From the Burning Man website: Radical Self-reliance: “Burning Man encourages the individual to discover, exercise and rely on his or her inner resources.”
People say that Burning Man will change your life. They say that you’ll go out to the desert and you’ll come back a different person. This is true for many people. After becoming a citizen of Black Rock City one button-up business-suit guy I knew became a wild and freaky traveler instead, with little money and no ties to a specific job or place. For other people, of course, nothing much changes. They enjoy Burning Man, but it’s a vacation. Other people say that Burning Man changed their lives, but when asked how, they can’t come up with something specific.
I don’t claim that Burning Man changed my life. Where I am now is clearly a straight line from where I was before. Burning Man didn’t cause a gigantic veer in the road for me. However, if someone were to ask me, “How has Burning Man changed your life,” I could give a solid answer. Some of the things important to my life now were nurtured and augmented in the desert and I can easily see the marks that living in Black Rock City has left on the rest of my life.
Central to those changes is the principle of radical self-reliance.
|Photo by Darcy McCarty|
Radical self-reliance isn’t about having/being 100% of what you need 100% of the time. Humans are social animals, and we need our community/tribe/family/friends/lovers for all kinds of things all the time. Self-reliance isn’t an everything always proposition.
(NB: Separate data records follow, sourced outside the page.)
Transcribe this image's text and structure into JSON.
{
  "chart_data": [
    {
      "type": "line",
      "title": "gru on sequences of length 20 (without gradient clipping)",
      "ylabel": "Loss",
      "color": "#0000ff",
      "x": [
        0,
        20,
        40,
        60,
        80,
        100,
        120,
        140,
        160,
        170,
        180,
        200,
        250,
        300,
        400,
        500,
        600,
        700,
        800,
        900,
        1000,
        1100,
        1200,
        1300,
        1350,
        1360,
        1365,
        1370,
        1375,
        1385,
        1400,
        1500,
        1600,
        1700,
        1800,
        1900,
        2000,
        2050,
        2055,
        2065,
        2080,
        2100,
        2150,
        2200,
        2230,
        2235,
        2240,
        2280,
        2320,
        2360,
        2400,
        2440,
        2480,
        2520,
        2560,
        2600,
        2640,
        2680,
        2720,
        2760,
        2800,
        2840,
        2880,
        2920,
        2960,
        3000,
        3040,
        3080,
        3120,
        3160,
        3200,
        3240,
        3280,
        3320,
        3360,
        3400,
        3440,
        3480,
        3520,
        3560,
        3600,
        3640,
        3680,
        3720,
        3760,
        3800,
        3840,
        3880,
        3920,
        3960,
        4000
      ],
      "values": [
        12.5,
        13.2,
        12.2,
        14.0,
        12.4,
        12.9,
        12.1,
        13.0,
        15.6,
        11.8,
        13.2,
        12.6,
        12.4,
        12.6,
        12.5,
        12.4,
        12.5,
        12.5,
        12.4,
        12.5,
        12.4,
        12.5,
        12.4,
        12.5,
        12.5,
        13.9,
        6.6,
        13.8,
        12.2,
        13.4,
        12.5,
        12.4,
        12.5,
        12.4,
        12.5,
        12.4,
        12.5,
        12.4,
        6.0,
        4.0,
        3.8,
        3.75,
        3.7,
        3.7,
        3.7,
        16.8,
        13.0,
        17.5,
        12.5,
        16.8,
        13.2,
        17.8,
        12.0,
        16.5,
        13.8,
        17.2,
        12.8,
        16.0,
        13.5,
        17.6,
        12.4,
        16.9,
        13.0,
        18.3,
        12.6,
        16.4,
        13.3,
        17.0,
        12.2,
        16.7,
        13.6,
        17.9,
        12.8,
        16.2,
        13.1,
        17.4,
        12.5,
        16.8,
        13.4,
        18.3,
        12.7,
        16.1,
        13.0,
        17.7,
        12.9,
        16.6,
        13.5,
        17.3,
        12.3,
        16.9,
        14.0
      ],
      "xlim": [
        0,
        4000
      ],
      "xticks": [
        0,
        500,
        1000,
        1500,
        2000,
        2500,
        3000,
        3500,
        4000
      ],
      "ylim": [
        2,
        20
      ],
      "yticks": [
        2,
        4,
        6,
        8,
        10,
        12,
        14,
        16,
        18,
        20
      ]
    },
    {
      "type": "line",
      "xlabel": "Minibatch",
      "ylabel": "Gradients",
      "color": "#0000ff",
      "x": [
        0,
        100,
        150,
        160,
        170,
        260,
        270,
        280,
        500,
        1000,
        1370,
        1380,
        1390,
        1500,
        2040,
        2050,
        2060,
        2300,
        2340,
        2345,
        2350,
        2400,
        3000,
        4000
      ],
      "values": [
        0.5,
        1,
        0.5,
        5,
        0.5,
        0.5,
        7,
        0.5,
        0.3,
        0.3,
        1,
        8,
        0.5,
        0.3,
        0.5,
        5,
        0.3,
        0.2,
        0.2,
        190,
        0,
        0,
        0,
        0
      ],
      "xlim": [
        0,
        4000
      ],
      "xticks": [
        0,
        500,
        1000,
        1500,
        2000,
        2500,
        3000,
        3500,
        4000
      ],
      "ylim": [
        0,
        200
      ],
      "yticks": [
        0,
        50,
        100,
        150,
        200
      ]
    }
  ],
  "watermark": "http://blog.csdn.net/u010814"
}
Thinking of it that way makes the whole thing pretty daunting and less likely to make you happy.
- Understand yourself and your circumstances.
- Think about the situations you’re likely to encounter and what you’ll need in them.
- Do what you can with what you have to prepare for those needs in advance.
- Trust that other people are doing the same.
- Don’t hesitate to ask when it turns out you don’t have something you need.
In Black Rock City, the necessity for this ideal is apparent. It’s a harsh, radical environment with no resources except the ones people brought with them. If you need shade, there are no trees under which to seek shelter. If you need water, there are no public fountains, rivers, lakes, or convenience marts. If you need special medical equipment, you’ve got to bring it with you. If you know you need peace and quiet, there’s no off button, so you’re going to need your own earplugs or white noise machine.
I like the interplay between self-reliance and gifting: if you don’t have what you need, someone else will probably have it, since they also planned for everything they needed, and all you have to do is ask. There’s also the communion with decommodification – since you have everything you need there’s no need to sell to you, and since there’s nothing to buy you have to bring everything you need.
In the rest of the world, the need for this ideal is less apparent to most people. Whenever we want something or a need arises, we go to the store and get it. (This isn’t true for everyone’s financial situation, of course, but this is the ideal the system is based on.) There’s no particular drive to have a certain amount of food on hand, because you can just go get more. If it’s suddenly cold outside and you don’t have a winter coat yet, you run out and buy one. If you get sick, you go buy medicine. If you need to repair something, you go buy the tools or hardware you need to fix it.
However, times of greater need can and do arise, and I sometimes worry that they will increase with the effects of post-oil and climate change. There are relatively mundane times of need, such as ice on the road so you can’t shop for a couple of days. Or you need medicine/food/tools/etc but the car is broken down and you’re stuck at home. And there’s the possibility of actual emergencies – big ones like earthquakes and floods and smaller ones like a storm that knocks the power out for a few days.
The principle of radical self-reliance was powerful enough to me at Burning Man that I have drawn it from the world of Black Rock City back into my day-to-day life.
How has Burning Man changed my life? I own a gun. I own 3 fire extinguishers. I own a battery pack that can jump start a car. I dress for the weather when I travel by car so that I’m prepared if I have to walk. I keep flashlights strategically placed around my house. I’m learning to grow my own food. I’m learning to raise my own food. I try to do these things with as few inputs as possible. I’m learning how to preserve that food so that I have some of it in the off seasons. I have reduced my dependence on disposable products and instead use things that last. I keep a stocked first aid kit in the house. I buy work/farm tools that don’t require gasoline. I keep stored water. I know how to distill water. I know CPR. I make friends with my neighbors because sometimes one person is prepared in ways another is not.
As I said, Burning Man didn’t really change my life, because most of these things are a predictable path from where I was before (except owning guns – that has a much more direct connection). I would say, though, that Burning Man heightened or focused my life. It made the value of self-reliance more stark in my mind.
There’s a certain freedom that arises when you’re ready for what comes your way, and this is magnified when those around you are also ready. I enjoy this freedom in Black Rock City, and I enjoy it in the rest of my life as well.